Don't Mention the 'P' Word

Don't Mention the 'P' Word

Working for a charity, I am explicitly told not to mix my politics with my work. And I get it, I do, but what has occurred to me lately is the numerous parallels that run between my passion (politics) and my day job (community engagement).

My role is to broaden engagement within community organisations; at present that is Neighbourhood Watch, which is far more interesting than it sounds let me assure you. The main reason that it is interesting, is that community groups do work very much like political parties in many ways, and so I thought I would explore these parallels a little to try and break up some of the apathy around politics that leads me to be told - don't mention the 'P' word.

Political parties and community groups both try to broaden engagement. The point of coming together as a collective, is to share values and to try to convince more people to get involved with your task. This is as true for a community group that is looking to improve safety in their street or local area, as it is for a political party that is working toward peace worldwide. Many hands make for lighter work, and more importantly affect the biggest change. Getting people involved in the things that effect their lives is the basis of democracy - but unfortunately politics has become so far detached from what people see as affecting their immediate environment, that our democracy has become stunted.

I do believe however, to quote Joni Mitchell, it is very much a case of 'you don't know what you've got till it's gone'. With the huge democratic deficit in this country, we have ended up with an economic one (Robin Hood in reverse). This leads slowly but surely to the awaking of the masses once more, who are raising their heads up like meerkats wondering where it all went wrong. It's time to re-engage people, whether at a local community group level, with a charity, a protest group, or indeed - a political party. We can of course enact change more efficiently if we partake in the structures we seek to alter.

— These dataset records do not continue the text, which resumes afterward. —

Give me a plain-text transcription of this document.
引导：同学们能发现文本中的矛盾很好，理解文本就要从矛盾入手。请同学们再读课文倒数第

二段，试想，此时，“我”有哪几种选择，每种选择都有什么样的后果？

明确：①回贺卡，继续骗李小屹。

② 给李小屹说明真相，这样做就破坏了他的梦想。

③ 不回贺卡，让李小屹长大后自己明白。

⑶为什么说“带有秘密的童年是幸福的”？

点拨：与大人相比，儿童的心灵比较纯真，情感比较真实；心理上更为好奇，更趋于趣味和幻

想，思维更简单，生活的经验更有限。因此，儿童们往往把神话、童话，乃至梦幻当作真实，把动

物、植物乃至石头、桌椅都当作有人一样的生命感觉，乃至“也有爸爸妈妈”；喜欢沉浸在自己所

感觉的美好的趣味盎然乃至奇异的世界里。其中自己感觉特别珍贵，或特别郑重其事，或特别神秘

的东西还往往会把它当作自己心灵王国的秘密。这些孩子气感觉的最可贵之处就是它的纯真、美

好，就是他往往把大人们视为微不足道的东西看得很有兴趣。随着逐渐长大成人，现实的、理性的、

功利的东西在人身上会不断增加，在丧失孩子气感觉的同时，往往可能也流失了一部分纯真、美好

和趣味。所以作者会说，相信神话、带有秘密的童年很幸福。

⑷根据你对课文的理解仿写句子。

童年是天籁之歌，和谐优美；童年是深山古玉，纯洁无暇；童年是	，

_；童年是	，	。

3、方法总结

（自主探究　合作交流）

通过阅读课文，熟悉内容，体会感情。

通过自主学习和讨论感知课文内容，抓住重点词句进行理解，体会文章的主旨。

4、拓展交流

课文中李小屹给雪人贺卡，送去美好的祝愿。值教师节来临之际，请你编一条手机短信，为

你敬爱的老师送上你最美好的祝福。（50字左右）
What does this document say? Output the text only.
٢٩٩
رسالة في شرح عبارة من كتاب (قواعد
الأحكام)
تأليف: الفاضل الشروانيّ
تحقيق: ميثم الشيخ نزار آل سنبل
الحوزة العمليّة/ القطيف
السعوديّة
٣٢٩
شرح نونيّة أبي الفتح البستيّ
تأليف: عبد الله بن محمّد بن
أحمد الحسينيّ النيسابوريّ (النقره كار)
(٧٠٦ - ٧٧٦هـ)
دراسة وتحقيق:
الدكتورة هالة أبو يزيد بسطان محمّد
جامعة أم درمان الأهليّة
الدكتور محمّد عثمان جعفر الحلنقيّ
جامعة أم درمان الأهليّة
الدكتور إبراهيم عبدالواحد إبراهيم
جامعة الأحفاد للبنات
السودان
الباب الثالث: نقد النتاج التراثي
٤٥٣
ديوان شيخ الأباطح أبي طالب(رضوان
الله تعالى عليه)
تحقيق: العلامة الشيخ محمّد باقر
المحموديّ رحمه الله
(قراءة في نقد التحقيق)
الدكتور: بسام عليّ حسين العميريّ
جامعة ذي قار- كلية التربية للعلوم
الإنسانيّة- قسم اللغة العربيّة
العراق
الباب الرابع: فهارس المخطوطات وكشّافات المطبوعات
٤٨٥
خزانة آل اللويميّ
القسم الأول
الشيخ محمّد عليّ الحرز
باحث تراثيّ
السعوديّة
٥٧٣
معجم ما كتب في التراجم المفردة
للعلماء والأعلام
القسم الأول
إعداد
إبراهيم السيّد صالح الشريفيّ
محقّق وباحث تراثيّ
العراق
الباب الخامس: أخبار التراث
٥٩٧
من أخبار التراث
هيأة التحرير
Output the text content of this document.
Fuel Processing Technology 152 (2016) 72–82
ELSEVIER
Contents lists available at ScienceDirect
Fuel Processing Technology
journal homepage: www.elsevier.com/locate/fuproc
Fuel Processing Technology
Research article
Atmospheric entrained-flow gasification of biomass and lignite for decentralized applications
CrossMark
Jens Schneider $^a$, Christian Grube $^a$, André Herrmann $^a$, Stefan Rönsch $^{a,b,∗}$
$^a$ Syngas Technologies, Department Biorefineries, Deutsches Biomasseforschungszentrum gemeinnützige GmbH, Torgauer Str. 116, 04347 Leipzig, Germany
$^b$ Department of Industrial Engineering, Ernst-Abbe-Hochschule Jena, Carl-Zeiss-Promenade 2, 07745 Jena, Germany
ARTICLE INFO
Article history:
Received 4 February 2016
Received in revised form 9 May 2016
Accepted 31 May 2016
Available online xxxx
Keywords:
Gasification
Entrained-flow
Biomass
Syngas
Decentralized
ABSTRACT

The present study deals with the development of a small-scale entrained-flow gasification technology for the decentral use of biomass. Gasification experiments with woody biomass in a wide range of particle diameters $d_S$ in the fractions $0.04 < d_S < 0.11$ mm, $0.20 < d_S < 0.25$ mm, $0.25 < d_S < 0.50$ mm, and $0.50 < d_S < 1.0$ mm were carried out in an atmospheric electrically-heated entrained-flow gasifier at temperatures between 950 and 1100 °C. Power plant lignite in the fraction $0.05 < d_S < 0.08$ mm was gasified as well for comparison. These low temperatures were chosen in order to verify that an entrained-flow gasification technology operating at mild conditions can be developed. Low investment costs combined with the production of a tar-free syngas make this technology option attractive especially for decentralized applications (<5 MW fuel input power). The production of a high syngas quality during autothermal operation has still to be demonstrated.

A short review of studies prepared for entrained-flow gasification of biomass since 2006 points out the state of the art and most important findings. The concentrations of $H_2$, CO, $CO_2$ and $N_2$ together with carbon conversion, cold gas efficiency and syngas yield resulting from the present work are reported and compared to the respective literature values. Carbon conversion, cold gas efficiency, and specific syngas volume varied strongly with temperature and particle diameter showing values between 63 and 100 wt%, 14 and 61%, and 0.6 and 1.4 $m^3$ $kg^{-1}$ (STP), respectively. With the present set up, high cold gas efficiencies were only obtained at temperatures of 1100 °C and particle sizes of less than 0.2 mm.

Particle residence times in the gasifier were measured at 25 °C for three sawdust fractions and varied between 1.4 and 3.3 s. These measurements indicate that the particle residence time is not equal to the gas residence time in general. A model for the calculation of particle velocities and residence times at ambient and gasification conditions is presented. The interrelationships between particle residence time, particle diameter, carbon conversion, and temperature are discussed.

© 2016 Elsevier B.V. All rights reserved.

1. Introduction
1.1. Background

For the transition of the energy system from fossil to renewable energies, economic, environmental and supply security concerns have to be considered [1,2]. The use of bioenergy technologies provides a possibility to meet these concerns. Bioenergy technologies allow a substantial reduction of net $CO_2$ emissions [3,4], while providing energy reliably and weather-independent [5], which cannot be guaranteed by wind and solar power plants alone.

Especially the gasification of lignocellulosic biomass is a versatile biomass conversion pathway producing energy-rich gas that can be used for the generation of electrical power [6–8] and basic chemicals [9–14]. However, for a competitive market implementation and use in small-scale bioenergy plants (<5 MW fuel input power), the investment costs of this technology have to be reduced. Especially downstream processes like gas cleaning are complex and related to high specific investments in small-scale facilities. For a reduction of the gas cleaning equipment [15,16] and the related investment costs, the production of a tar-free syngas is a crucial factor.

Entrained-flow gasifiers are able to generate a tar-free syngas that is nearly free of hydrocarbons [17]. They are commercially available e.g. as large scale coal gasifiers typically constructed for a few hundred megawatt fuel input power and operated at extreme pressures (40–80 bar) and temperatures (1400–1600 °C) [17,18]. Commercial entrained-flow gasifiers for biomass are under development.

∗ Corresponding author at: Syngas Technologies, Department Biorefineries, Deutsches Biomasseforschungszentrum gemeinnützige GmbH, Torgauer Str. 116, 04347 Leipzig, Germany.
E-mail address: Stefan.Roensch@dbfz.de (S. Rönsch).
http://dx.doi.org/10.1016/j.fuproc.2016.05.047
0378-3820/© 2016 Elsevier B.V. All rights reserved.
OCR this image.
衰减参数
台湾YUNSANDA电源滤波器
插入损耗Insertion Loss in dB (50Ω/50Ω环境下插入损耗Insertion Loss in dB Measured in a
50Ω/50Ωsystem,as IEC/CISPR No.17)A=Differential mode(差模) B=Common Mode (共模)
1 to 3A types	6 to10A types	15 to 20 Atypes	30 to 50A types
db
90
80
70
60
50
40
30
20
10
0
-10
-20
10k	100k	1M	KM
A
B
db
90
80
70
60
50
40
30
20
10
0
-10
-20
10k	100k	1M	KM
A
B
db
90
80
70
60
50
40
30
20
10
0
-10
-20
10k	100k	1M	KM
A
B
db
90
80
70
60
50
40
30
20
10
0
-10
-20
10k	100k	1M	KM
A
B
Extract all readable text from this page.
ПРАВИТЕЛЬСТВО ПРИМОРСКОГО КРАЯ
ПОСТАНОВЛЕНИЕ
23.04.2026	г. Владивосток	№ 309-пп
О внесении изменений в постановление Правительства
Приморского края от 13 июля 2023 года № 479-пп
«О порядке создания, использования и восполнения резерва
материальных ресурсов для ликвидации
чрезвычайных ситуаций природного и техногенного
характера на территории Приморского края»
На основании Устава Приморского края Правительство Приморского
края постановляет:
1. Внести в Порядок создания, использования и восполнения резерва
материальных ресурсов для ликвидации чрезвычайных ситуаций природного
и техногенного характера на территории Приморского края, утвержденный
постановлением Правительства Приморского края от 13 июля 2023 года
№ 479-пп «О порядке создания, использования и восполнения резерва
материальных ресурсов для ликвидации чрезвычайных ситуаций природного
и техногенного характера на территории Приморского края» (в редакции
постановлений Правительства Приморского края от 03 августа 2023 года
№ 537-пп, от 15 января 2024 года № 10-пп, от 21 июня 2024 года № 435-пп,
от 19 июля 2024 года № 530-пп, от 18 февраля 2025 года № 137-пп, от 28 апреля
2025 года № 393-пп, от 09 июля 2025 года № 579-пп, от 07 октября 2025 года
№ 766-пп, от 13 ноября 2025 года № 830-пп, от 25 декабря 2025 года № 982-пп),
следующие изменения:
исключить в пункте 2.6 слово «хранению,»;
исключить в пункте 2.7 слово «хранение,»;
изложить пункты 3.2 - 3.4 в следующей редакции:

Community groups and political parties both need to fundraise, and both campaign on issues that are important to them, through the most effective means available to them. Both attempt to manipulate media response to any action they take and both are in the main, run by volunteers with a passion for the 'cause'. Both have worries, both have goals - a reason for existence and both usually believe their existence is making the world a better place (though the validity of this is dubious in the case of some purple toned parties).

I have said it before, and I will say it again, in fact I will keep saying it until everyone realises it. Everyone wants our money. Politicians, publicans, bankers, bakers, charities and corporations. By choosing where we spend both our money and our time we have an effect on our immediate environment. Whether we are lining the pockets of politicians, gazillionaires with offshore accounts, or Bob the carpenter that lives down the road with Maggie whose children go to school with yours. Community groups represent local level politics at its purist and we need to carry over that purity into the bigger picture. We need to put the P word back to proper use.

The only difference I can think of, is that community groups are working on a smaller scale - political parties are trying to change the county, and the world, whereas community groups are mainly concerned with their local surroundings or their county. Wouldn't it be great if we political types made more of an effort to reach out to these community groups - to see how they are managing all of the above? Share ideas, and seek to understand the problems one another face. It is all active citizenship, just with a different label. Once people realise that and stop ostracising 'politics' as something to be left alone we may just see real change happen - from the bottom up no less, which is the way it always should be. The P word needs to be cleansed, and to do that we have to reclaim it.

If one person in a community such as an office is politically inclined, it definitely spreads. People in my office are now signing petitions, getting involved in campaigns, and questioning the news more than ever before. One of them has even stopped eating at KFC, Nandos, and McDonalds. You can affect change so long as you refuse to segregate politics from every other part of your life as has been the status quo for so long. It is all one of the same and the sooner we realise that the sooner the world will change for the better.